The question of WWDC

This year, Apple took a different approach to selling tickets to their annual Worldwide Developer Conference (WWDC or “dub, dub” as some devs call it).

They announced a day ahead of time when the tickets would go on sale instead of taking the traditional approach of selling tickets as soon as the announcement went out. 

With the conference selling out faster every year (last year tickets went in two hours),  pre-announcing the sale at least gave everyone a fair shot at getting a ticket. Last year, tickets were gone before most people on the west coast even knew they had gone on sale.

So, at 10 am PST yesterday, the mad scramble began. 

Two minutes later, it was over. 

Sold out. 5,000 tickets were gone.

A lot of well known developers were unhappy on Twitter because Apple’s system blocked them from completing their transaction. There were a number of complaints of people who had the ticket in their carts, but could not complete the transaction before tickets were sold out.

Apple has been reaching out to some of those individuals by phone and giving them a second chance at getting a ticket. They’re also increasing the speed of when the session videos will be available, promising that they’ll be available during the conference.

There are still a lot of developers left out in the cold, though.

How do they fix it? 

One option, some argue, would be to provide a lottery system. In a way, they’ve kind of already done that. 

If they make it more organized, then how do you determine who qualifies for the lottery? Do they add qualifications to it above just having a developer membership?

One thing they could do, I think, would be to offer a 1 day pass. The one day pass would basically only allow people into the first day of sessions, which would cover the keynote and the overview sessions. 

The firehose of information usually doesn’t get turned on until day 2. 

They may have to scale things up for that first day, but it might eliminate some of the people (like press) who buy tickets and only attend the first day of sessions.
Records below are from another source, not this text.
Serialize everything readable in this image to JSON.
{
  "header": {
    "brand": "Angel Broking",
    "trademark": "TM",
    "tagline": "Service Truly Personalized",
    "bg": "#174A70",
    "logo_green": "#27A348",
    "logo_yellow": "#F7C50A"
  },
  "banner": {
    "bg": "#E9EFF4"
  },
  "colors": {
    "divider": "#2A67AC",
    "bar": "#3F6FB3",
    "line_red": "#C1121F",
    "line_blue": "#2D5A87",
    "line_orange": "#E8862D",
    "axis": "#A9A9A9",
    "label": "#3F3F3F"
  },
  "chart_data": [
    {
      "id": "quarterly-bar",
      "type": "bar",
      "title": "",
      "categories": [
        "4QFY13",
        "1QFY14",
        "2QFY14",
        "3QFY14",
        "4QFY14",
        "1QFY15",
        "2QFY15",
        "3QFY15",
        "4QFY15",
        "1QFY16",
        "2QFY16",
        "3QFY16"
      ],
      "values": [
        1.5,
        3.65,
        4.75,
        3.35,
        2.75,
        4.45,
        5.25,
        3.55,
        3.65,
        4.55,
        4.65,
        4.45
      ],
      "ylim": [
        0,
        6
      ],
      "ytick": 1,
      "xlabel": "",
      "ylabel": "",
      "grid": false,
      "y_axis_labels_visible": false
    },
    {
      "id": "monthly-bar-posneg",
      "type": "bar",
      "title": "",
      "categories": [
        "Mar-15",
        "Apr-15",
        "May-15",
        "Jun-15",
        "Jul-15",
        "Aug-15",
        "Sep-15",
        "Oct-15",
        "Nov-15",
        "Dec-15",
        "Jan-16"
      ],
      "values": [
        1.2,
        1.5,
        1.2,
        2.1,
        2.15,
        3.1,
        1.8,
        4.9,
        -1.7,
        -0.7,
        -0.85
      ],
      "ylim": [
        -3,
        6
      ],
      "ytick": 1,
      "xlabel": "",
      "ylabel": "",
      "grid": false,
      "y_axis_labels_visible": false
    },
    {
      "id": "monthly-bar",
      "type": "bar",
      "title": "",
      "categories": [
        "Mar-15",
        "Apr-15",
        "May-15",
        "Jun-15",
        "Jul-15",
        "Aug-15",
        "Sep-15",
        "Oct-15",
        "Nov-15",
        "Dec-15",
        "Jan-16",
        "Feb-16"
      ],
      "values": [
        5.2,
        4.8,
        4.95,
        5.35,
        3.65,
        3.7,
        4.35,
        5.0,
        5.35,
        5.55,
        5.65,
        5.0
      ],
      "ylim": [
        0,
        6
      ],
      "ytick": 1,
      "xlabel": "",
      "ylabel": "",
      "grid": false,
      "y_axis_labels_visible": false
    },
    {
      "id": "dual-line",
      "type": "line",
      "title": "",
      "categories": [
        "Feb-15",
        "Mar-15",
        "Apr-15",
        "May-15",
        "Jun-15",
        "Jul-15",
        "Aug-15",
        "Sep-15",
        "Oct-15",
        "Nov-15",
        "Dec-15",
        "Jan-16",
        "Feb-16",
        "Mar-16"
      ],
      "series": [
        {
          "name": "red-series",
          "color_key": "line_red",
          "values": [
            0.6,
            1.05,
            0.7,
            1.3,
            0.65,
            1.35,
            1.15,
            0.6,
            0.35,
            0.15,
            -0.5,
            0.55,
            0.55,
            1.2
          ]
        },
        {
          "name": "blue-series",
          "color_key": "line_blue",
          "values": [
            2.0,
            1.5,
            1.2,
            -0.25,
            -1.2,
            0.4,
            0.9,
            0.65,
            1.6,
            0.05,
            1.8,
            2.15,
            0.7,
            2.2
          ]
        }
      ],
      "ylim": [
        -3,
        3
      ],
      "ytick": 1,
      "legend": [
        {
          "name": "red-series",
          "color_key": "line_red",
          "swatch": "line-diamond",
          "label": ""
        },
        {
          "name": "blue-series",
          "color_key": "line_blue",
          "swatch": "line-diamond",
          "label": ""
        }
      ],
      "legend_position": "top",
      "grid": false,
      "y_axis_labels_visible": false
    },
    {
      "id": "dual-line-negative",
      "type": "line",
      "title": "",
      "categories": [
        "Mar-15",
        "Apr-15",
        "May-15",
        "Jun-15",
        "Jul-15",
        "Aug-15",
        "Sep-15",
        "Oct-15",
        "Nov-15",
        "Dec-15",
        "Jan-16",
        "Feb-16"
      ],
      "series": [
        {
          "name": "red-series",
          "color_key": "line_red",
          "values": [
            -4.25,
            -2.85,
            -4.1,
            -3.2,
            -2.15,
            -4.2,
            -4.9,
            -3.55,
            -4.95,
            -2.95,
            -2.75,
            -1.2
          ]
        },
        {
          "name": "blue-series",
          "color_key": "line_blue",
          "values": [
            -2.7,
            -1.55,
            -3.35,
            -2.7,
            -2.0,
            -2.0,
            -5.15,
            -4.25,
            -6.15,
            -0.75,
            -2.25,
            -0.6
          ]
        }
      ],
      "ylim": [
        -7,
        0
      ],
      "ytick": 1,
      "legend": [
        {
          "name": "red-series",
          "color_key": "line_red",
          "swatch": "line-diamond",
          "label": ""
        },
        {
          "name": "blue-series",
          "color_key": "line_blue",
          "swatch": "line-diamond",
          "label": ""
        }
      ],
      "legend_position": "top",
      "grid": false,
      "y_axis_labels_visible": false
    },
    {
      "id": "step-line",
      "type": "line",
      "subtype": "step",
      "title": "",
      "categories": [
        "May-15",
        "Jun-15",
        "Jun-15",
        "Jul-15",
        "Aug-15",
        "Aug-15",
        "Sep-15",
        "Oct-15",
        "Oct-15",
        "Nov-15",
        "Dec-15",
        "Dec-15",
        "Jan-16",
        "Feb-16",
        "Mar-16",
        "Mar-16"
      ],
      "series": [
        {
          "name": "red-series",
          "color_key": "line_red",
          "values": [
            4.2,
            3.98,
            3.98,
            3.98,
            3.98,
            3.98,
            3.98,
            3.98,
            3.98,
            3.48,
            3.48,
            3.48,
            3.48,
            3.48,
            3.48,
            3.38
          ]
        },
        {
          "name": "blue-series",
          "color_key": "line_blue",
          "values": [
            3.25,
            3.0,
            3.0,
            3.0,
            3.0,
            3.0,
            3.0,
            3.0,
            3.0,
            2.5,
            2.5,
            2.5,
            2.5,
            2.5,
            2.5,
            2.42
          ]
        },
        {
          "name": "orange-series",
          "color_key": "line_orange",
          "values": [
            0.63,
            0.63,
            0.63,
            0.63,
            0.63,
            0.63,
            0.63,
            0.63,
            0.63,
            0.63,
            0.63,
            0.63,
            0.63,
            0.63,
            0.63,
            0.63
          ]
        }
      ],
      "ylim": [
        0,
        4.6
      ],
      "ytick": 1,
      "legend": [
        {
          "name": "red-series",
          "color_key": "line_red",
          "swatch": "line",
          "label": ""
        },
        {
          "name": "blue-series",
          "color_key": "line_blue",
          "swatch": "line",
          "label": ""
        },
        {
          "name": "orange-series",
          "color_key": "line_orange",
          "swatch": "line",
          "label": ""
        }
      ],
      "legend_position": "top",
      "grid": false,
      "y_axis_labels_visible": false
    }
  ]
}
Another option. They could scale up the conference. I saw someone mention that JavaOne hosts 20,000 in Moscone. 

That sounds easy, right? 

Apple sends 1,000 engineers to the conference and makes them available to answer developers questions. Right now, that’s a 5 to 1 ratio of attendees to engineers. If you scale things up to 20,000, then that ratio goes up to 20 to 1.

Okay, then, someone argues – send more engineers. 

Assuming Apple has the manpower, that means they could be pulling more guys off major projects. They may be able to mitigate that to some extent, but I don’t know if they have enough manpower to keep the 5 to 1 ratio.

It’s more than just the engineers, though. What about sessions?

Even when I went in 2009, some sessions were impossible to get into. I’ve heard that the problem hasn’t gotten better, and that’s with only 5,000 attendees.

How much harder will sessions be to get into when you have 10,000 or 20,000 people trying to get in?

They could repeat sessions, maybe. But, there again, you’re pulling engineers away from labs to present multiple times.

Okay – how about this? Let’s host multiple WWDC’s either in San Francisco or regional ones around the world.

The major challenge there is that now you have to pull engineers off for additional weeks to attend multiple WWDC’s. If you host it outside of San Francisco, now you have to spend the time and money sending developers to location X. 

Certainly, Apple could afford to do that. Can they afford to take engineers away from their projects for the additional weeks? 

Here’s another thing for you to think about? I may be wrong, but I thought I had read something in the stories about the new “mothership” headquarters in Cupertino being large enough to host WWDC there. 

Could they scale the conference up and host it at the “mothership”? 

While I would love for Apple to do something to allow more developers to attend WWDC, there are no easy solutions.